Perikanan dan Kelautan

bisnis.com
bisnis.com
Pelaku usaha siap mendukung implementasi Paris Agreement atau Kesepakatan Paris yang telah diratifikasi oleh pemerintah.

Ketua Umum Asosiasi Pengusaha Hutan Indonesia Indroyono Soesilo mengatakan, pengelolaan hutan yang dilakukan pelaku usaha kehutanan menyerap dan menyimpan gas rumah kaca dalam jumlah besar.

“Pengelolaan hutan oleh anggota APHI memberi kontribusi besar dalam mitigasi perubahan iklim,” katanya saat menjadi pembicara di Paviliun Indonesia pada konferensi perubahan iklim COP ke 22 di Marakes, Maroko, Kamis (10/11/2016).

Pertama melalui pengembangan hutan tanaman industri (HTI) dengan pendekatan bentang alam. Melalui pendekatan ini, ada lebih dari 600.000 hektare yang dipertahankan sebagai areal bernilai konservasi tinggi, sementara 450.000 hektare lainnya diarahkan untuk kegiatan restorasi. Berdasarkan perhitungan pada 2015, langkah ini menyelamatkan pelepasan emisi gas rumah kaca sebanyak 14,29 juta ton setara karbon.

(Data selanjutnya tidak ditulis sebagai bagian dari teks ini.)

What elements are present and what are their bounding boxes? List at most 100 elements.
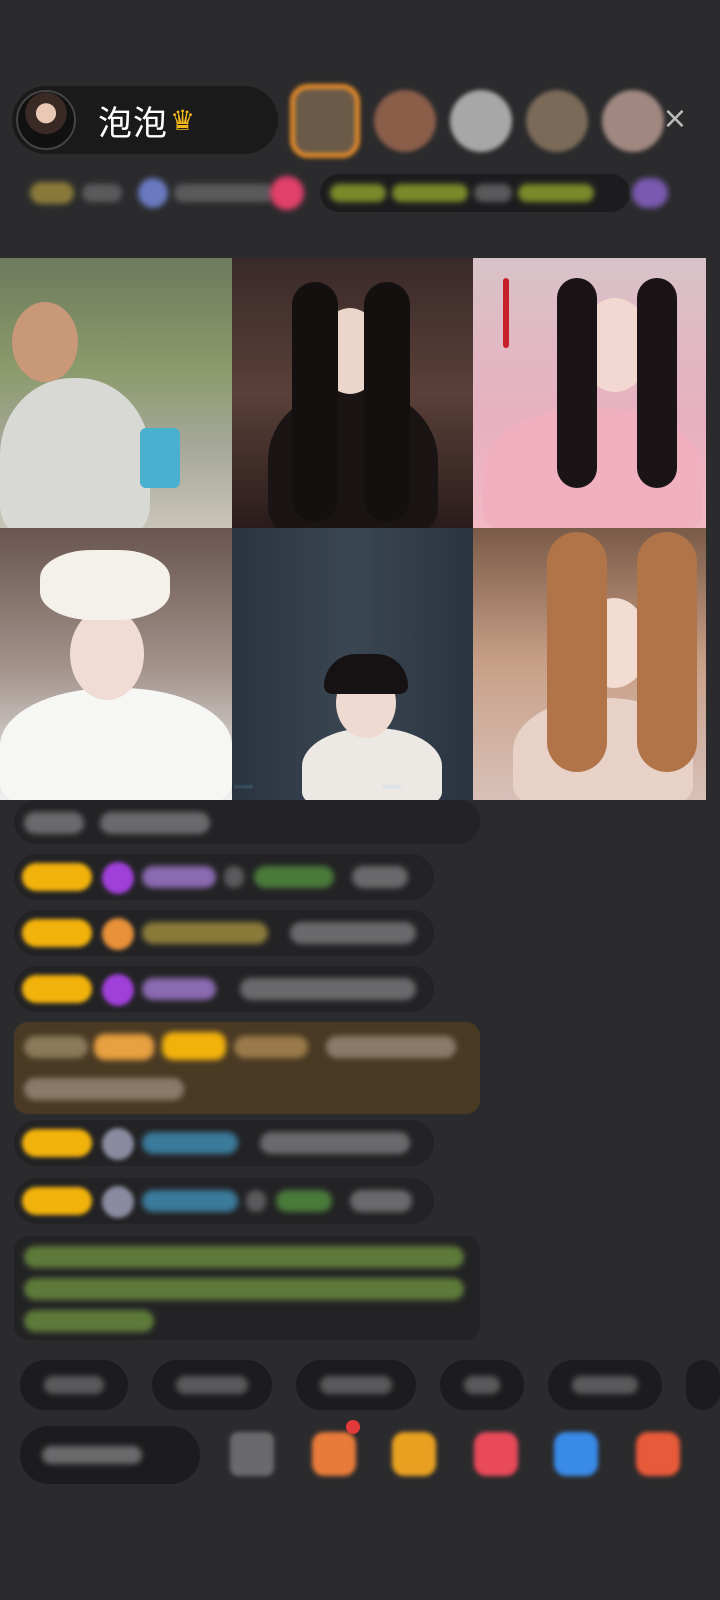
video-tile-guest-4[interactable] (0, 528, 232, 800)
host-name: 泡泡 (98, 103, 168, 144)
chat-text (276, 1190, 332, 1212)
chat-text (350, 1190, 412, 1212)
room-badge-text (174, 184, 274, 202)
quick-reply-chip[interactable] (440, 1360, 524, 1410)
tile-caption: ····· (382, 780, 402, 794)
gift-message-card[interactable] (14, 1022, 480, 1114)
bunny-headband (40, 550, 170, 620)
chat-text (24, 1078, 184, 1100)
quick-reply-chip[interactable] (296, 1360, 416, 1410)
fan-badge-icon (102, 918, 134, 950)
chat-message[interactable] (14, 1120, 434, 1166)
gift-badge (94, 1034, 154, 1060)
gem-icon (102, 862, 134, 894)
chat-username[interactable] (142, 978, 216, 1000)
video-grid: ····· ····· (0, 258, 706, 800)
level-badge (162, 1032, 226, 1060)
red-packet-icon[interactable] (474, 1432, 518, 1476)
viewer-avatar[interactable] (526, 90, 588, 152)
quick-reply-chip[interactable] (20, 1360, 128, 1410)
level-badge (22, 1129, 92, 1157)
quick-reply-chip[interactable] (152, 1360, 272, 1410)
user-avatar (102, 1186, 134, 1218)
room-badge[interactable] (30, 182, 74, 204)
chat-message[interactable] (14, 1178, 434, 1224)
guest-figure (0, 378, 150, 528)
guest-face (12, 302, 78, 382)
chat-text (352, 866, 408, 888)
video-tile-guest-3[interactable] (473, 258, 706, 528)
chat-system-message (14, 800, 480, 844)
room-badge-icon[interactable] (270, 176, 304, 210)
chat-input[interactable] (20, 1426, 200, 1484)
video-tile-guest-1[interactable] (0, 258, 232, 528)
chat-text (246, 1190, 266, 1212)
guest-hair (557, 278, 597, 488)
viewer-list[interactable] (290, 84, 678, 158)
video-tile-guest-2[interactable] (232, 258, 473, 528)
notice-text (24, 1310, 154, 1332)
chat-text (24, 1036, 88, 1058)
guest-hair (324, 654, 408, 694)
gift-icon[interactable] (392, 1432, 436, 1476)
guest-face (70, 608, 144, 700)
gem-icon (102, 974, 134, 1006)
guest-hair (637, 532, 697, 772)
quick-reply-chip[interactable] (686, 1360, 720, 1410)
guest-hair (364, 282, 410, 522)
chat-username[interactable] (142, 866, 216, 888)
chat-username[interactable] (142, 922, 268, 944)
rank-text (330, 184, 386, 202)
room-badge-icon[interactable] (138, 178, 168, 208)
room-badge-icon[interactable] (632, 178, 668, 208)
chat-input-placeholder (42, 1446, 142, 1464)
chat-username[interactable] (142, 1190, 238, 1212)
chat-text (240, 978, 416, 1000)
guest-hair (547, 532, 607, 772)
chat-text (24, 812, 84, 834)
chat-message[interactable] (14, 854, 434, 900)
tile-caption: ····· (234, 780, 254, 794)
game-icon[interactable] (554, 1432, 598, 1476)
close-icon[interactable]: × (660, 104, 690, 134)
chat-text (260, 1132, 410, 1154)
keyboard-icon[interactable] (230, 1432, 274, 1476)
chat-text (224, 866, 244, 888)
level-badge (22, 975, 92, 1003)
room-notice (14, 1236, 480, 1340)
notice-text (24, 1278, 464, 1300)
decoration (503, 278, 509, 348)
viewer-avatar[interactable] (290, 84, 360, 158)
chat-message[interactable] (14, 966, 434, 1012)
stool (140, 428, 180, 488)
chat-message[interactable] (14, 910, 434, 956)
chat-text (326, 1036, 456, 1058)
level-badge (22, 863, 92, 891)
chat-username[interactable] (234, 1036, 308, 1058)
room-badge-text (82, 184, 122, 202)
viewer-avatar[interactable] (450, 90, 512, 152)
guest-figure (0, 688, 232, 800)
host-info-pill[interactable]: 泡泡 ♛ (12, 86, 278, 154)
guest-hair (292, 282, 338, 522)
chat-text (290, 922, 416, 944)
host-avatar[interactable] (16, 90, 76, 150)
more-apps-icon[interactable] (636, 1432, 680, 1476)
chat-text (254, 866, 334, 888)
room-badges-row (20, 168, 690, 218)
rank-text (474, 184, 512, 202)
viewer-avatar[interactable] (602, 90, 664, 152)
chat-text (100, 812, 210, 834)
chat-username[interactable] (142, 1132, 238, 1154)
gift-box-icon[interactable] (312, 1432, 356, 1476)
quick-reply-chip[interactable] (548, 1360, 662, 1410)
level-badge (22, 919, 92, 947)
viewer-avatar[interactable] (374, 90, 436, 152)
crown-icon: ♛ (170, 103, 196, 137)
level-badge (22, 1187, 92, 1215)
video-tile-guest-5[interactable]: ····· ····· (232, 528, 473, 800)
guest-hair (637, 278, 677, 488)
rank-text (518, 184, 594, 202)
guest-figure (302, 728, 442, 800)
video-tile-guest-6[interactable] (473, 528, 706, 800)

Pengelolaan kedua adalah pengembangan silvikultur intensif. Dalam sistem ini, areal konsesi dibuat jalur penanaman pohon paling unggul dengan jarak tanam yang bisa mengoptimalkan pertumbuhannya. Berdasarkan perhitungan, penyerapan karbon dari sistem ini mencapai 250 ton karbon per hektare dalam jangka waktu 25 tahun.

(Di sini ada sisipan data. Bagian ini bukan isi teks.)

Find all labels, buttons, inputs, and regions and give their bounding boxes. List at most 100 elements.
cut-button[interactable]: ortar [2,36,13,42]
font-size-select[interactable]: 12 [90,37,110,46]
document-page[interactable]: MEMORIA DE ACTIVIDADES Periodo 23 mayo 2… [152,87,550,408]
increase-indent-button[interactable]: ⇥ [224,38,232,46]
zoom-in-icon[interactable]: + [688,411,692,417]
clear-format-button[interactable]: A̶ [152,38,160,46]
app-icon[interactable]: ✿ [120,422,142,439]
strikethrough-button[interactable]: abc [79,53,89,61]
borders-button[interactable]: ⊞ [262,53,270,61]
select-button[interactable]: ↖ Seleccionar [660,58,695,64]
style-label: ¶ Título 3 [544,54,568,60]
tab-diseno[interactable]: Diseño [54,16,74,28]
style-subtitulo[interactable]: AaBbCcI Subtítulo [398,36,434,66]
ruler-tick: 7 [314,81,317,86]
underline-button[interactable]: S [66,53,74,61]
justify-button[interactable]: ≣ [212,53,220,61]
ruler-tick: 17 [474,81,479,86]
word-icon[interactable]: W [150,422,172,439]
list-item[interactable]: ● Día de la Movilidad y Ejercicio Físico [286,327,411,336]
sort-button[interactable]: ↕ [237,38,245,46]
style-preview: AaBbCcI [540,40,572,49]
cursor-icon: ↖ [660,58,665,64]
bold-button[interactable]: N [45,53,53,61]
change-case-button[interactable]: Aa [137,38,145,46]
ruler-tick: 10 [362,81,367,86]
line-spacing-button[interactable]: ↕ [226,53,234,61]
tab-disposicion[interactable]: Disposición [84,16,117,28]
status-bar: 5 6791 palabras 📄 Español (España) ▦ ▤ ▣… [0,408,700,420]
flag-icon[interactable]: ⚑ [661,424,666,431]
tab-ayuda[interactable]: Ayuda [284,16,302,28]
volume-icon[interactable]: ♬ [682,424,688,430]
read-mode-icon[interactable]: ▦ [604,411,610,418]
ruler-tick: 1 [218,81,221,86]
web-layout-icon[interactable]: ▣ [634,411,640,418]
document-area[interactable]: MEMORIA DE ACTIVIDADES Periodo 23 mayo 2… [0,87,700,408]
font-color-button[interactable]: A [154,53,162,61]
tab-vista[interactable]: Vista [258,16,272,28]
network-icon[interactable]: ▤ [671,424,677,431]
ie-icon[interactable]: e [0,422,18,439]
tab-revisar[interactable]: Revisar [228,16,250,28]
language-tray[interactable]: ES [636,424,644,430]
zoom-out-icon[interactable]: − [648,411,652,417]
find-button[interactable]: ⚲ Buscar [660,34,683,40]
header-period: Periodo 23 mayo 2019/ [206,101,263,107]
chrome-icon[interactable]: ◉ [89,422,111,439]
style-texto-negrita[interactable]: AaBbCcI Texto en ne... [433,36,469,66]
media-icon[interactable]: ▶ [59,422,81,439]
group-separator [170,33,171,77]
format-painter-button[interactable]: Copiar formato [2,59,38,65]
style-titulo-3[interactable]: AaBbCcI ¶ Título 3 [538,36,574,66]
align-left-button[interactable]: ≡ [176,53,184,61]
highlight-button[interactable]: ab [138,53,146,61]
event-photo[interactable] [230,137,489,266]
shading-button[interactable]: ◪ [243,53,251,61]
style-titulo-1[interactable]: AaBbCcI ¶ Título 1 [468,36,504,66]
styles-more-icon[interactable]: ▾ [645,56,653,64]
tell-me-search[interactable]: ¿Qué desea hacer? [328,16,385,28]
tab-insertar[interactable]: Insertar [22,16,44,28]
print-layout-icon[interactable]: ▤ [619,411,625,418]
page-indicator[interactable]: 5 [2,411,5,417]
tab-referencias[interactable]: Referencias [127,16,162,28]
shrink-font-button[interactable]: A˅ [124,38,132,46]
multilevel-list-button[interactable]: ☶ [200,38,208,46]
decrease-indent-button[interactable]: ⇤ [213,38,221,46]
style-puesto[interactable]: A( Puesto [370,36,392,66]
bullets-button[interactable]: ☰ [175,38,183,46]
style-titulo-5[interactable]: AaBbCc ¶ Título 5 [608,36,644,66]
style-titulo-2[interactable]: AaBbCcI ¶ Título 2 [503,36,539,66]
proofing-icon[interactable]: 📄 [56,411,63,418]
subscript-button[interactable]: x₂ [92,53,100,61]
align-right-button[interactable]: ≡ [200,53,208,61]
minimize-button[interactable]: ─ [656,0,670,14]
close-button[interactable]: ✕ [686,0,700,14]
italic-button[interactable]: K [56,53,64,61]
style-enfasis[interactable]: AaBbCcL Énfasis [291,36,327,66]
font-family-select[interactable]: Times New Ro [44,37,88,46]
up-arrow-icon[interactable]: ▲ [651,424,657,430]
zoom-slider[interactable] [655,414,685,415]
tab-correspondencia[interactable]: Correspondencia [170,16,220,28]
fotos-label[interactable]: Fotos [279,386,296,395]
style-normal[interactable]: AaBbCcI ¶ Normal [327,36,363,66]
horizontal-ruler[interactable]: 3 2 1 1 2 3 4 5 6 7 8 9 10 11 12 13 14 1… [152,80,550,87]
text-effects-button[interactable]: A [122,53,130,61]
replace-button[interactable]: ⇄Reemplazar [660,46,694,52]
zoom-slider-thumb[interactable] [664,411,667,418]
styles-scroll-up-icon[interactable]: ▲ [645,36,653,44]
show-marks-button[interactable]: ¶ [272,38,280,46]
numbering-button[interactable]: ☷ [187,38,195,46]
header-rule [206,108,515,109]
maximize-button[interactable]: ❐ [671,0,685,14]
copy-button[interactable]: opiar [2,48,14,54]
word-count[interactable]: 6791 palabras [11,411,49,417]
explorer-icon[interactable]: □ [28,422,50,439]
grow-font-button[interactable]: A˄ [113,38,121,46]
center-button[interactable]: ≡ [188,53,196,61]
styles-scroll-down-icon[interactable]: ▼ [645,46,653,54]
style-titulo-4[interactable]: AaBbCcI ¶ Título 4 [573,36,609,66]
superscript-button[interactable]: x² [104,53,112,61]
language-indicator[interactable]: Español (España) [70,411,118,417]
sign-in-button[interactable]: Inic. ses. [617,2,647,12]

Jika dikelola dalam areal seluas 90.000 hektare dengan rotasi pemanenan 25 tahun, maka penyerapan karbonnya mencapai 5,9 juta ton per hektare.

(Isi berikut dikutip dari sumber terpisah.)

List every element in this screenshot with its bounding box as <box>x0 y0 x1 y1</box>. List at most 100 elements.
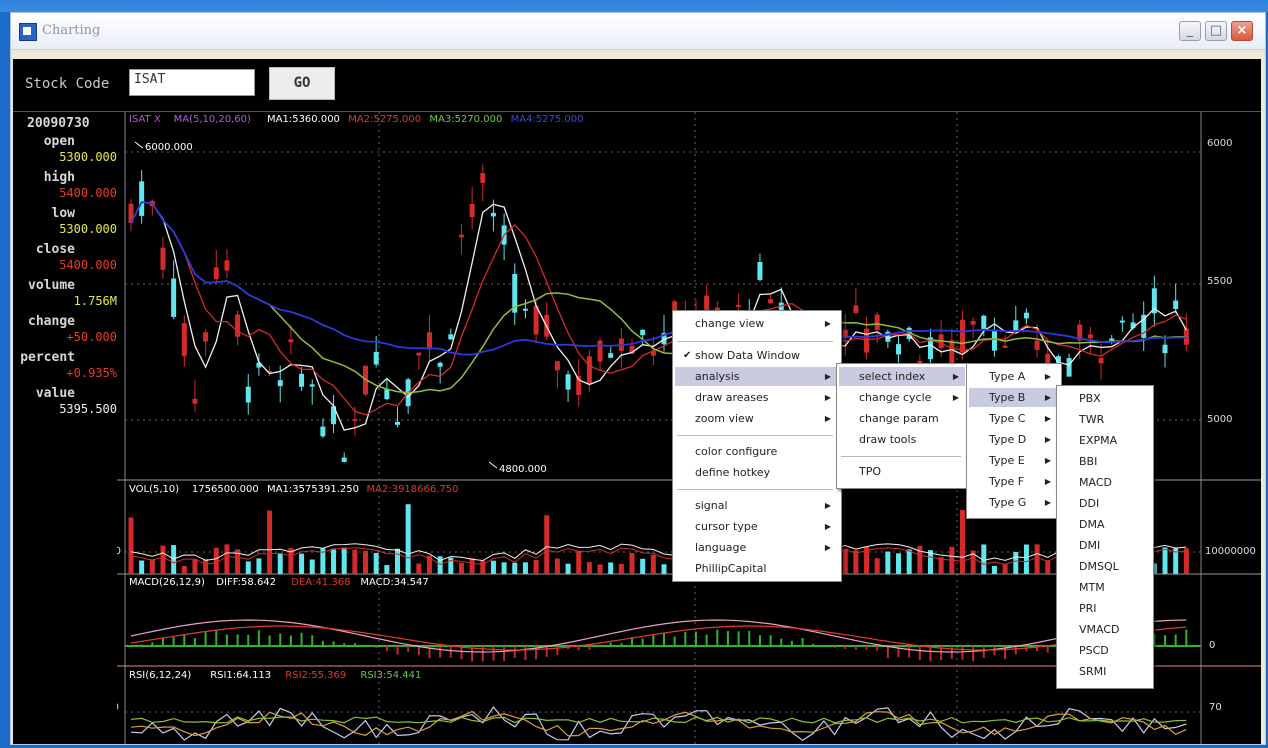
type-b-item-expma[interactable]: EXPMA <box>1059 431 1149 450</box>
type-b-item-vmacd[interactable]: VMACD <box>1059 620 1149 639</box>
menu-item-signal[interactable]: signal ▶ <box>675 496 837 515</box>
analysis-item-change-cycle[interactable]: change cycle ▶ <box>839 388 965 407</box>
go-button[interactable]: GO <box>269 67 335 100</box>
index-item-type-b[interactable]: Type B ▶ <box>969 388 1057 407</box>
maximize-button[interactable]: □ <box>1205 21 1227 41</box>
select-index-submenu: Type A ▶ Type B ▶ Type C ▶ Type D ▶ Type E ▶ Type … <box>966 363 1062 519</box>
type-b-item-macd-label: MACD <box>1079 476 1112 489</box>
type-b-item-dmi-label: DMI <box>1079 539 1101 552</box>
type-b-item-ddi-label: DDI <box>1079 497 1100 510</box>
volume-bar <box>554 558 560 574</box>
data-value-high: 5400.000 <box>59 186 117 200</box>
index-item-type-f-label: Type F <box>989 475 1025 488</box>
type-b-item-ddi[interactable]: DDI <box>1059 494 1149 513</box>
title-bar[interactable]: Charting _ □ × <box>11 13 1265 50</box>
index-item-type-c-label: Type C <box>989 412 1026 425</box>
candle-body <box>1119 320 1125 323</box>
volume-tick-left: 10000000 <box>117 546 121 557</box>
type-b-item-dmsql[interactable]: DMSQL <box>1059 557 1149 576</box>
data-label-percent: percent <box>20 350 75 365</box>
rsi-header-1: RSI1:64.113 <box>210 670 271 681</box>
index-item-type-e[interactable]: Type E ▶ <box>969 451 1057 470</box>
menu-item-cursor-type[interactable]: cursor type ▶ <box>675 517 837 536</box>
submenu-arrow-icon: ▶ <box>1044 372 1051 381</box>
macd-header-2: DEA:41.368 <box>291 577 350 588</box>
menu-item-analysis-label: analysis <box>695 370 740 383</box>
index-item-type-f[interactable]: Type F ▶ <box>969 472 1057 491</box>
analysis-item-change-cycle-label: change cycle <box>859 391 932 404</box>
volume-bar <box>533 559 539 574</box>
candle-body <box>309 384 315 387</box>
volume-bar <box>181 565 187 574</box>
analysis-item-tpo[interactable]: TPO <box>839 462 965 481</box>
type-b-item-pscd[interactable]: PSCD <box>1059 641 1149 660</box>
candle-body <box>1066 358 1072 377</box>
volume-bar <box>959 510 965 574</box>
candle-body <box>970 320 976 325</box>
candle-body <box>395 421 400 425</box>
type-b-item-mtm[interactable]: MTM <box>1059 578 1149 597</box>
volume-bar <box>309 559 315 574</box>
type-b-item-dma[interactable]: DMA <box>1059 515 1149 534</box>
volume-header-1: 1756500.000 <box>192 484 259 495</box>
candle-body <box>981 315 987 329</box>
type-b-item-bbi[interactable]: BBI <box>1059 452 1149 471</box>
volume-bar <box>160 545 166 574</box>
type-b-item-macd[interactable]: MACD <box>1059 473 1149 492</box>
menu-item-language[interactable]: language ▶ <box>675 538 837 557</box>
volume-bar <box>512 562 518 574</box>
volume-bar <box>896 553 902 574</box>
menu-item-define-hotkey[interactable]: define hotkey <box>675 463 837 482</box>
volume-bar <box>906 549 912 574</box>
window-title: Charting <box>42 23 101 38</box>
stock-code-input[interactable]: ISAT <box>129 69 255 96</box>
index-item-type-d[interactable]: Type D ▶ <box>969 430 1057 449</box>
menu-item-analysis[interactable]: analysis ▶ <box>675 367 837 386</box>
candle-body <box>235 314 241 337</box>
index-item-type-c[interactable]: Type C ▶ <box>969 409 1057 428</box>
index-item-type-d-label: Type D <box>989 433 1027 446</box>
menu-item-show-data-window[interactable]: show Data Window ✔ <box>675 346 837 365</box>
type-b-item-pri[interactable]: PRI <box>1059 599 1149 618</box>
type-b-item-dmi[interactable]: DMI <box>1059 536 1149 555</box>
type-b-item-srmi[interactable]: SRMI <box>1059 662 1149 681</box>
close-button[interactable]: × <box>1231 21 1253 41</box>
menu-item-phillipcapital-label: PhillipCapital <box>695 562 767 575</box>
volume-bar <box>522 562 528 574</box>
rsi-tick-left: 70 <box>117 702 119 713</box>
index-item-type-a[interactable]: Type A ▶ <box>969 367 1057 386</box>
type-b-item-pbx[interactable]: PBX <box>1059 389 1149 408</box>
candle-body <box>586 356 592 385</box>
close-icon: × <box>1236 23 1248 38</box>
menu-item-phillipcapital[interactable]: PhillipCapital <box>675 559 837 578</box>
index-item-type-g-label: Type G <box>989 496 1027 509</box>
volume-bar <box>1034 544 1040 574</box>
candle-body <box>288 339 294 343</box>
menu-item-color-configure-label: color configure <box>695 445 778 458</box>
menu-item-zoom-view[interactable]: zoom view ▶ <box>675 409 837 428</box>
type-b-item-twr[interactable]: TWR <box>1059 410 1149 429</box>
menu-item-draw-areases-label: draw areases <box>695 391 769 404</box>
volume-bar <box>480 560 486 574</box>
candle-body <box>203 332 209 342</box>
analysis-item-select-index[interactable]: select index ▶ <box>839 367 965 386</box>
analysis-item-draw-tools[interactable]: draw tools <box>839 430 965 449</box>
menu-item-cursor-type-label: cursor type <box>695 520 758 533</box>
volume-bar <box>629 553 635 574</box>
volume-bar <box>885 551 891 574</box>
type-b-item-pbx-label: PBX <box>1079 392 1101 405</box>
submenu-arrow-icon: ▶ <box>824 414 831 423</box>
menu-item-color-configure[interactable]: color configure <box>675 442 837 461</box>
low-marker-pointer <box>488 461 498 469</box>
menu-item-language-label: language <box>695 541 747 554</box>
menu-item-draw-areases[interactable]: draw areases ▶ <box>675 388 837 407</box>
candle-body <box>597 340 603 362</box>
candle-body <box>1087 334 1093 339</box>
submenu-arrow-icon: ▶ <box>952 393 959 402</box>
volume-bar <box>267 510 273 574</box>
menu-item-change-view[interactable]: change view ▶ <box>675 314 837 333</box>
analysis-item-change-param[interactable]: change param <box>839 409 965 428</box>
minimize-button[interactable]: _ <box>1179 21 1201 41</box>
menu-item-change-view-label: change view <box>695 317 765 330</box>
index-item-type-g[interactable]: Type G ▶ <box>969 493 1057 512</box>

Pengelolaan lain yang juga berdampak pada penyerapan karbon adalah implementasi pembalakan ramah lingkungan rendah carbon (Reduce Impact Logging-carbon/RIL-C). Dalam praktiknya, penebangan dilakukan lebih terencana dengan peralatan yang mencegah rusaknya pohon yang tidak ditebang. Jika seluruh pemegang izin usaha pemanfaatan hasil hutan kayu (IUPHHK) hutan alam atau HPH mempraktikan RIL-C, maka akan menahan pelepasan emisi 11 juta ton setara karbon per tahun.